At the beginning we made lists and had signups to make sure that there were n hors d'oeuvres and m main dishes and d desserts and s salads ... Because the company sponsored the event, the company reimbursed us for our libation and paperware costs and reimbursed the dish-bringers for the costs of whatever they'd brought. Eventually, I relaxed and stopped taking signups. People weren't there for the food and wine. They were there for the others. If everyone brought salad, it meant that everyone felt like eating salad and we'd have a strawberry-spinach salad and a potato salad and a fruit salad and a .... If everyone brought dessert, everyone felt like dessert.
No one ever went away hungry and there was always a wide variety of things to eat.

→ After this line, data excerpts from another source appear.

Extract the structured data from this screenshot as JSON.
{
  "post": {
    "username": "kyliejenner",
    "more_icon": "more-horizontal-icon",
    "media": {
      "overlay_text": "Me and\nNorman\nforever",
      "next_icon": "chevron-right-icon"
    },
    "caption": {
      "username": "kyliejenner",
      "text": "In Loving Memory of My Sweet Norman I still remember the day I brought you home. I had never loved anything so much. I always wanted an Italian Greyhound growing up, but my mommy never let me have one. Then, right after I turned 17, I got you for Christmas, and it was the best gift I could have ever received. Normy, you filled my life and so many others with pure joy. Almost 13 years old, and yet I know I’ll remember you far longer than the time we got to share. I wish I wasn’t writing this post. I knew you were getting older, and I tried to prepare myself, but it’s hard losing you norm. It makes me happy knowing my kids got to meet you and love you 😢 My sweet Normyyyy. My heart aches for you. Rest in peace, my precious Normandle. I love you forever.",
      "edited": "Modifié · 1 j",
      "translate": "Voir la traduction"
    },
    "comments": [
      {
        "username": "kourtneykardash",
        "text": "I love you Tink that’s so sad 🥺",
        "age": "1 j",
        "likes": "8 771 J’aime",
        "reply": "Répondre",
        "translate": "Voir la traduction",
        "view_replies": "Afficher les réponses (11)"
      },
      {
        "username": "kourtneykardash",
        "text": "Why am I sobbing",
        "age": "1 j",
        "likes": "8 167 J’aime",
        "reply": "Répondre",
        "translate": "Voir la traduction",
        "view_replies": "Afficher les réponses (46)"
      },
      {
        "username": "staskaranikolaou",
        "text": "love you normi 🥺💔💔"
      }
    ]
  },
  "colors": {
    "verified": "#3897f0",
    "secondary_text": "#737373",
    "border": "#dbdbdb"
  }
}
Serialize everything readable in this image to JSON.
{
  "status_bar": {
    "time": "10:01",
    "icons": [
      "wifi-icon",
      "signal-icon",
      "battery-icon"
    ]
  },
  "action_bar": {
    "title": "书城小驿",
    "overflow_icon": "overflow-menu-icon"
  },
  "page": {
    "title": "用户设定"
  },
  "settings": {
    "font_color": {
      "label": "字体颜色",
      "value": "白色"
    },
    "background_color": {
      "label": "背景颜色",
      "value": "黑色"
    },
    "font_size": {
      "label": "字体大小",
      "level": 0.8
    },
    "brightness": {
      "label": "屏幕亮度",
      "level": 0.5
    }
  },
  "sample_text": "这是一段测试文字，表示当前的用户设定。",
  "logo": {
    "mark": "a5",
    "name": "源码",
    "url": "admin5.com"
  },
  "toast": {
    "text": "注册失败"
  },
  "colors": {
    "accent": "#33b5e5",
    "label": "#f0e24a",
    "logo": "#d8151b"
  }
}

Eight years after the flings began, I went to work for the company too. The following year his nibs left the company, but the flings kept happening at our place because they'd always happened there. A few flings after that, the company founder/president refused to continue paying for the FUTS flings because he noticed that after each fling, one or more of his employees left to work for his nibs at his new company.
Cut free of the company purse strings, we continued to provide what we had always provided and folks continued to bring their dishes. Even without the company sponsorship, the flings thrived and we began inviting engineering nerd types who no longer worked with us at the company and hadn't been eligible to be invited as long as the company had been sponsoring the event. Eventually, some nerds who may have been only marginally connected also joined the ranks.
I stopped working for the company in 1992, but the flings continued ... and continued ... and continued. Eventually, the invited guest list totalled probably something like a hundred plus nerds and SOs and twenty plus children. Not all would come every time, but by having the party twice a year, we could be sure of seeing almost everyone at some point every year, year and a half. We watched children grow from babies to teenagers, drop the party, grow more, come back for a visit. We had two twenty-year-olds at the party Friday night, and a couple seven-year-olds and some in-between. No babies, but then the average age of nerd has been pushing up there and the youngest nerd is now ... over forty.
It's been a long time. A quarter of a century. Hard to believe.
We all like each other, like getting together, like catching up on the news, angling for work, offering work. The big subject of conversation Friday night was, "You're selling this place? BUT WHERE WILL WE HAVE THE FLING????? Is this The Last Fling? Say it isn't so."
Maybe it was The Last Fling or maybe Dale won't sell by the fall and will still be available as a party venue. Maybe we'll have the party at Hill and everyone can take Cal Train up and make plans to spend the night in San Francisco, as someone suggested. Maybe we'll have the party at Dogpatch where the parking is better.
Maybe someone else will take over the hosting duties.
Or maybe it was The Last Fling.
The party was good as it always is, and as I always know it will be even as I'm stressing out during the pre-party run-up. The FUTS folk are good folk, intelligent, interesting, nice. We always have a good time, no matter what sort of stress it is to set up for the party.
That's why we've hosted it for so long.
That's why people have been coming for so long.
That's why everyone was asking, "BUT WHERE WILL WE HAVE THE FLING?????"